Why Physical R&D Startups Are Replacing Excel With Data Infrastructure (And Why You Should Too)
Every physical R&D startup begins the same way. A small team, a big idea, and a shared Google Drive folder full of Excel spreadsheets. It works at first. One scientist logs battery cycle results. Another tracks material formulations. Someone creates a naming convention. For a while, it's fine.
Then you hire your 20th person. Then your 40th. And suddenly, nobody can find anything.
This is the moment most scaling R&D companies hit what we call the spreadsheet wall—the point where the tools that got you here actively prevent you from moving forward. It's not a failure of your team. It's a structural problem. And it's far more common than founders want to admit.
The Spreadsheet Wall Looks Like This
A scientist spends three hours searching through shared drives for a formulation test from six months ago. A lab manager needs to compile a weekly report and has to manually pull numbers from eight different files. Two teams record the same measurement in different units, and nobody catches it until an investor asks a question nobody can answer quickly.
The data exists. The knowledge is there. But it's buried, scattered, and inaccessible. And every hour spent hunting for data is an hour not spent on the science that actually moves your company forward.
Why Excel Breaks at Scale
Excel was designed for calculation, not data management. It has no structure enforcement—every cell is free to contain anything, which means every user makes different choices. There's no version control. No access permissions. No way to link records across files. No automation. And critically, no way to see the full story of an experiment from concept to validation in one place.
For a solo researcher or a two-person lab, that flexibility is fine. For a 50-person R&D organization running hundreds of experiments per month, it's chaos.
What Custom Data Infrastructure Actually Means
When we say "custom data infrastructure," we don't mean an off-the-shelf LIMS configured with your company name on top. We mean a system built from the ground up around how your lab actually works—your equipment, your processes, your data types, your language.
That means a database schema designed for your specific experiments. Automated capture from your instruments. Validation rules that match your quality standards. Dashboards that answer the questions your leadership actually asks. And migration of all that messy historical data that other systems would simply reject.
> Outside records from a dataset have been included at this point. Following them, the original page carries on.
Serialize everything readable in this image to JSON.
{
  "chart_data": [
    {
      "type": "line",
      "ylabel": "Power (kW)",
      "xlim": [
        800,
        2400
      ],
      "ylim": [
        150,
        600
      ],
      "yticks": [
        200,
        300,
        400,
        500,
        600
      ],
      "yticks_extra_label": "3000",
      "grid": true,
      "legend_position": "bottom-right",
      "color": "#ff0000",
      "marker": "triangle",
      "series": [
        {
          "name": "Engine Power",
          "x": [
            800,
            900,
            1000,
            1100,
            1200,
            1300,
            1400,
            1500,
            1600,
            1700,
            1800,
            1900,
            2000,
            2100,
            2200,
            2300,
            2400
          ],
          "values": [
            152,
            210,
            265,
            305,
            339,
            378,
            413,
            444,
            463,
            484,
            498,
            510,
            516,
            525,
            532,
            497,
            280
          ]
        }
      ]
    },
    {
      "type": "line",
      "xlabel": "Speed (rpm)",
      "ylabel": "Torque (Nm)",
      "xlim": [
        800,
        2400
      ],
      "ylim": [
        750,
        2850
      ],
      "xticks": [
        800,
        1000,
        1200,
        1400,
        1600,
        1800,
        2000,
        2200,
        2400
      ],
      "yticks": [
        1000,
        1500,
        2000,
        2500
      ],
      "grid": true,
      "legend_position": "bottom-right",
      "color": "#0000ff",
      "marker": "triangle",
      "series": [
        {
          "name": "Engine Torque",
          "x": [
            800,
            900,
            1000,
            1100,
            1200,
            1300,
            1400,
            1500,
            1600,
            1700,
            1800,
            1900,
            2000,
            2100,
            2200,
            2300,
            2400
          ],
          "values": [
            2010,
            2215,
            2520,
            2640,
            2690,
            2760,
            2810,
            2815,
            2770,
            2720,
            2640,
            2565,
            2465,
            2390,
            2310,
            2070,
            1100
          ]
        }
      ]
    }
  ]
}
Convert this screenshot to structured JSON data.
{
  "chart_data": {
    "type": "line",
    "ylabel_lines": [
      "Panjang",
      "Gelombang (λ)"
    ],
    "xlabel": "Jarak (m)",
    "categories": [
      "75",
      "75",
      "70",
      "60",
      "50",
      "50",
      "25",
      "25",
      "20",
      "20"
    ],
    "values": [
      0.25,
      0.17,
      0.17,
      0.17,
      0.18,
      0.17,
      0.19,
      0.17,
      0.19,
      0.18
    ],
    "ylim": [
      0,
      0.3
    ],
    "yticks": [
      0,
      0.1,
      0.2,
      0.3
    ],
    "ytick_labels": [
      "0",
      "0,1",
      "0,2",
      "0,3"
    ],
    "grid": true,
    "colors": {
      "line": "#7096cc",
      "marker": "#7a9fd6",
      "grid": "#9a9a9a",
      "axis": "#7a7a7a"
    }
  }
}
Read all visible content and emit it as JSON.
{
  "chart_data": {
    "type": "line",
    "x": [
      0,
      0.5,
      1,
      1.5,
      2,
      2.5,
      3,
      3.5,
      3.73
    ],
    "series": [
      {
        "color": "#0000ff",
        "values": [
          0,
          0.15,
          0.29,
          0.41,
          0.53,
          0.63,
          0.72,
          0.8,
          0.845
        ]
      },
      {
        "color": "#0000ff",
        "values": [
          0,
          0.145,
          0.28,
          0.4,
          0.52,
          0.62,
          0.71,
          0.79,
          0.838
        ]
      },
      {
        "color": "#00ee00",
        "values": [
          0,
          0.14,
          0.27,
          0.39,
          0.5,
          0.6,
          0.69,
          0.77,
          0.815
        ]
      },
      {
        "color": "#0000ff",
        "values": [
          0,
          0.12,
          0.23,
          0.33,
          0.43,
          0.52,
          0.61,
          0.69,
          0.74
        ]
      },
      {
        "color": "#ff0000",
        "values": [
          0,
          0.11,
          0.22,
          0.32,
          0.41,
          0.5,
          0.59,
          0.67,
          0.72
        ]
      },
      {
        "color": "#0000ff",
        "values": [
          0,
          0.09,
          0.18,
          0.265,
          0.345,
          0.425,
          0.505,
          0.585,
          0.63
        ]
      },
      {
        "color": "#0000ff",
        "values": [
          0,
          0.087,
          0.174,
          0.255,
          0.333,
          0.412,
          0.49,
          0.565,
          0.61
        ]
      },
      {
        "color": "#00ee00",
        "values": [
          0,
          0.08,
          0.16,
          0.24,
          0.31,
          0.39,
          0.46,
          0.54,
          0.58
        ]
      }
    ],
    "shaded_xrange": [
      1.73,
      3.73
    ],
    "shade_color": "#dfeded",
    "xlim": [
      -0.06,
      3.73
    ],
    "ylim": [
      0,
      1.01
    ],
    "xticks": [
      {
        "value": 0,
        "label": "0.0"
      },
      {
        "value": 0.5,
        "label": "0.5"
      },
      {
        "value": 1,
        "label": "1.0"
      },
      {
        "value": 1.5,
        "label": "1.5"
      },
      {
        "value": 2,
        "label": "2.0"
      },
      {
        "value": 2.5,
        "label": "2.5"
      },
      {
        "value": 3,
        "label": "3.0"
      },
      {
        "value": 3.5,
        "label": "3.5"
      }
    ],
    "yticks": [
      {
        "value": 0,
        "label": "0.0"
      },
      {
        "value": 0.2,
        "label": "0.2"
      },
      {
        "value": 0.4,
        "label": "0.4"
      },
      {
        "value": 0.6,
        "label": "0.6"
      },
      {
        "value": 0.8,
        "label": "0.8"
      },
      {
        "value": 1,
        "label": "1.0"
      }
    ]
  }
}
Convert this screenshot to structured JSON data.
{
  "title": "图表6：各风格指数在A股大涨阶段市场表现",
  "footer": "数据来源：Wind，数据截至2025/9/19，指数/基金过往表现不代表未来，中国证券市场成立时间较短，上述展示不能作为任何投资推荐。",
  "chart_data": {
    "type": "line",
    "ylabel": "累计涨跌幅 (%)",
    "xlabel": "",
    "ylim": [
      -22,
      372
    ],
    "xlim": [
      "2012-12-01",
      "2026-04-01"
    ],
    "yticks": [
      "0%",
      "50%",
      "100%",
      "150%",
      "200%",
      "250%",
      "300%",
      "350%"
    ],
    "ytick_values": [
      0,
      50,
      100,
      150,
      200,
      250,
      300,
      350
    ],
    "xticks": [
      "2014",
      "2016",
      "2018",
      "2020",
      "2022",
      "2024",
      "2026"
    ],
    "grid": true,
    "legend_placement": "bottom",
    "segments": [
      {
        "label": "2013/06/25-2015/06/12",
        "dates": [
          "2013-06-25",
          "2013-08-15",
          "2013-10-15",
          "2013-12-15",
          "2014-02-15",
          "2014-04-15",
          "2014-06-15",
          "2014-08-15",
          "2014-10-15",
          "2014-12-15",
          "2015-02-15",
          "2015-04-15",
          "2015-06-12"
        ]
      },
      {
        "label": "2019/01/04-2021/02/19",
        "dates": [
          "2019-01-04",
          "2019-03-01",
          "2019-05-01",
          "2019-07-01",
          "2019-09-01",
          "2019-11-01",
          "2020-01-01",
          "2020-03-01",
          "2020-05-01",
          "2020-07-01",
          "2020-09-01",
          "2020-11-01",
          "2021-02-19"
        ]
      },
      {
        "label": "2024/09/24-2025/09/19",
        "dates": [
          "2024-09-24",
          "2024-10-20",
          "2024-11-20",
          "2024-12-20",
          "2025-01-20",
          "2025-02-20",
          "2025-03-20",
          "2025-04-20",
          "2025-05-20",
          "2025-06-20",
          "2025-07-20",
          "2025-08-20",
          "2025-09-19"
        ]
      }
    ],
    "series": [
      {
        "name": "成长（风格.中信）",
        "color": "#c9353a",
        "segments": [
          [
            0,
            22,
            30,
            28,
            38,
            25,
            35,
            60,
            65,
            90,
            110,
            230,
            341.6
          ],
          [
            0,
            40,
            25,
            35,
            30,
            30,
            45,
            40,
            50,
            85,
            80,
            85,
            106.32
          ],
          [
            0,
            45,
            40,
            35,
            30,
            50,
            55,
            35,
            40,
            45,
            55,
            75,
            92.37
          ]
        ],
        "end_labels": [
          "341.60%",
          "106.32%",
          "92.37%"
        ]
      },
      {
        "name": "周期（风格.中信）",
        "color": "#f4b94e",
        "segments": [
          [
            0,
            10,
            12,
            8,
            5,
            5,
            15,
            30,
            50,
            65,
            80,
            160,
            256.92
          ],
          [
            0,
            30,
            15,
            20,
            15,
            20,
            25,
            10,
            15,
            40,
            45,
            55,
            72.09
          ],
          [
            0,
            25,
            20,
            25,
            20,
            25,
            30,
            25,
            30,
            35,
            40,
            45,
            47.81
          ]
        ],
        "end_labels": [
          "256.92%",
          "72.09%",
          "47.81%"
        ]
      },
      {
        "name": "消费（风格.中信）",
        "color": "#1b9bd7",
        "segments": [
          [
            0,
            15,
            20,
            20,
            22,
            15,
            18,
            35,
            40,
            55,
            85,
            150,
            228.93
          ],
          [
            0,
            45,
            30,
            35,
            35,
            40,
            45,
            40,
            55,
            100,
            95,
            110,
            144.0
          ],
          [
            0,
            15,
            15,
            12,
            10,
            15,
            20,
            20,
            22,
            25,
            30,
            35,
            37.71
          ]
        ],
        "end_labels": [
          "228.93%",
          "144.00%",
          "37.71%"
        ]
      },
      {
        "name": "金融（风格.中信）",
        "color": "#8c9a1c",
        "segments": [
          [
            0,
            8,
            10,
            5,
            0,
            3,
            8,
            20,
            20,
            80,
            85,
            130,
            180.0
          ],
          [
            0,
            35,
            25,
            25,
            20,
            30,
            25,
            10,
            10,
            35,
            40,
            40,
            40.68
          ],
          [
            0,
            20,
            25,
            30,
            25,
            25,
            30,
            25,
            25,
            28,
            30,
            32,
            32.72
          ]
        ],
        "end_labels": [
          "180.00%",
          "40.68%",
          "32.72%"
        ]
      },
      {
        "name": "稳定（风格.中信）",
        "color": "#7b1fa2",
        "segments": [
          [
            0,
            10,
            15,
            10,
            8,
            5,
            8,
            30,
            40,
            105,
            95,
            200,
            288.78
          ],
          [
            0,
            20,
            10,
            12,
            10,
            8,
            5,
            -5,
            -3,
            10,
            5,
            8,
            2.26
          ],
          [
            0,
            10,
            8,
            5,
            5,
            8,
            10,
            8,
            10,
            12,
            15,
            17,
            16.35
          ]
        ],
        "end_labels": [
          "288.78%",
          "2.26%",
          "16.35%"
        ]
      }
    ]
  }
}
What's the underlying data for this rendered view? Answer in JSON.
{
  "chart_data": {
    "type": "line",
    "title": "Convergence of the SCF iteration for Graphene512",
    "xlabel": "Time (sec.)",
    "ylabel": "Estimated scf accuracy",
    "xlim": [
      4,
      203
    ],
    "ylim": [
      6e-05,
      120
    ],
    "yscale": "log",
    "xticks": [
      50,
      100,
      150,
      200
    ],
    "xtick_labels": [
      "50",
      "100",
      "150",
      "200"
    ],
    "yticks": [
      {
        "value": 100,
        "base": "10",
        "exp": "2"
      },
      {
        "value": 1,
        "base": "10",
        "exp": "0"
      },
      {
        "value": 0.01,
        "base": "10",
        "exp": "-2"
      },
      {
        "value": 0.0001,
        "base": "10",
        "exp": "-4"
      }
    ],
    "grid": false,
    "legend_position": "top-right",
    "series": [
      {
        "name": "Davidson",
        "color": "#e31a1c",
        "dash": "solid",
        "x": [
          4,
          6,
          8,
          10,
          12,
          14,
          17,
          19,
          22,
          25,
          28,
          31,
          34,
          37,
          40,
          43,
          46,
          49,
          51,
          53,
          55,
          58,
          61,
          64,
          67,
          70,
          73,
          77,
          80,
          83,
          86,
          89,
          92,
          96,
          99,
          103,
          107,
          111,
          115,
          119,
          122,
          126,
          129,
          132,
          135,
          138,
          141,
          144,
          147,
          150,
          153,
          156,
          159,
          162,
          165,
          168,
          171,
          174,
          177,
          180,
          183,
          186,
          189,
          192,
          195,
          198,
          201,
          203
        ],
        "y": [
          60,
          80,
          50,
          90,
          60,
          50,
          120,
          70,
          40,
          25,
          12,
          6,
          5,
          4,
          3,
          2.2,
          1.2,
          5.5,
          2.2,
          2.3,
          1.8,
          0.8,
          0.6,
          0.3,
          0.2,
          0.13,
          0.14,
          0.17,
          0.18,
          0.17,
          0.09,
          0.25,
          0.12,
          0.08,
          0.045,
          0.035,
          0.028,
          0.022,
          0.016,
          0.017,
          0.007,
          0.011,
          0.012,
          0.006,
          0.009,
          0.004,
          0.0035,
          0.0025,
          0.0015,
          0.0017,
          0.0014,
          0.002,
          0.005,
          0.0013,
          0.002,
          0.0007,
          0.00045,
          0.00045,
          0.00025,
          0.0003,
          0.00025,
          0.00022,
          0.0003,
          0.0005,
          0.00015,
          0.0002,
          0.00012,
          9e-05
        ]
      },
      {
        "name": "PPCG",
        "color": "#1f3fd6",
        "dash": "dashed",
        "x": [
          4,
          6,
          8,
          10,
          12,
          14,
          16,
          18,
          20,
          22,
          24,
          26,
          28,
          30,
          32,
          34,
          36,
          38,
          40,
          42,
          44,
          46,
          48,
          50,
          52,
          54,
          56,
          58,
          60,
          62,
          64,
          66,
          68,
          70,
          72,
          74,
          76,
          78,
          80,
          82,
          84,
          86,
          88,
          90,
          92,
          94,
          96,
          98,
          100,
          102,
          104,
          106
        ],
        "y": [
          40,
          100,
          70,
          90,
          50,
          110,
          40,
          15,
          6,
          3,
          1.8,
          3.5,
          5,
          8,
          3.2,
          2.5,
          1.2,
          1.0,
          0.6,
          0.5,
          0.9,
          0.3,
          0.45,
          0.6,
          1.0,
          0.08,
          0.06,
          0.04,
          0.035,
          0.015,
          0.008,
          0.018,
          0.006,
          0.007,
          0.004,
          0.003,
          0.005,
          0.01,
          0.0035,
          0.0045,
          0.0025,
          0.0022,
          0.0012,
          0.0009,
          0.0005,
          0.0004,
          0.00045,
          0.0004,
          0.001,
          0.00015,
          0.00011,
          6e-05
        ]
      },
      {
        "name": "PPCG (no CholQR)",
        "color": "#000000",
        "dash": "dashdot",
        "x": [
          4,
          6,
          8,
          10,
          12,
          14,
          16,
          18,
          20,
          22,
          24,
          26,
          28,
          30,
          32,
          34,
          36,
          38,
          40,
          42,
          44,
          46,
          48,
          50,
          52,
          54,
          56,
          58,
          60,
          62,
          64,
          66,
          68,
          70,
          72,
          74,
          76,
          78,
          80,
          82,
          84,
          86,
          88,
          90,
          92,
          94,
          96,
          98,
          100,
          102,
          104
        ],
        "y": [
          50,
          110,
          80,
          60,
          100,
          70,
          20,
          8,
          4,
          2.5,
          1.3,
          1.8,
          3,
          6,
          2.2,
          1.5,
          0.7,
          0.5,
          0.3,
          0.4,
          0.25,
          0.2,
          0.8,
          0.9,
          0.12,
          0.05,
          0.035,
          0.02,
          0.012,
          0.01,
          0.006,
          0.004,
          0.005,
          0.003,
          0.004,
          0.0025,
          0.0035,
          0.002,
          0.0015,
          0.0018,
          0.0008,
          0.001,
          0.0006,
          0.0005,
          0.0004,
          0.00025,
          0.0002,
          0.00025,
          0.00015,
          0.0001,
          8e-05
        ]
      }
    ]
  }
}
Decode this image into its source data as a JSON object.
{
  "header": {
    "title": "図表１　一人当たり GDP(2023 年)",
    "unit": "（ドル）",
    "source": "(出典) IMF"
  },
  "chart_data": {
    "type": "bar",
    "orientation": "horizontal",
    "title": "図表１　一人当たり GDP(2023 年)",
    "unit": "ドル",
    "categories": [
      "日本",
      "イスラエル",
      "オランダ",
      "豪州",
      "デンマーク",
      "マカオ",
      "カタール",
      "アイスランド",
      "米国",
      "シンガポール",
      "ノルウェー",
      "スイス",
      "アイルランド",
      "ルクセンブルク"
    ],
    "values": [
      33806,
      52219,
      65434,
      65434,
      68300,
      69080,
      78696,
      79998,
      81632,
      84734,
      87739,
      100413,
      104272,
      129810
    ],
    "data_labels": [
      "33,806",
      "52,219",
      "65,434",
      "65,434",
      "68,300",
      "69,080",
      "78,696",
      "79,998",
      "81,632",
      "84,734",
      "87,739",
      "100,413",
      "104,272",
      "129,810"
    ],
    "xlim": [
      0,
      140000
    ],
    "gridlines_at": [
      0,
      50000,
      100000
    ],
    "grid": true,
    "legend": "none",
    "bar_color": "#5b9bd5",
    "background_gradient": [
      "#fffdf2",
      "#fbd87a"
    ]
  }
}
The Transition Is Easier Than You Think
The biggest fear we hear from R&D leaders is: "Our scientists won't use a new system." It's a valid concern. But in practice, once people experience a system that actually makes their day easier—finding results in seconds instead of hours, seeing experiment trends without manual compilation—adoption happens naturally.
The key is building something that fits their workflow, not forcing them to adapt to yours. That's the difference between generic software and infrastructure built for physical R&D.
If your team is spending more time managing data than generating insights, you've hit the spreadsheet wall. And it's time to build something better.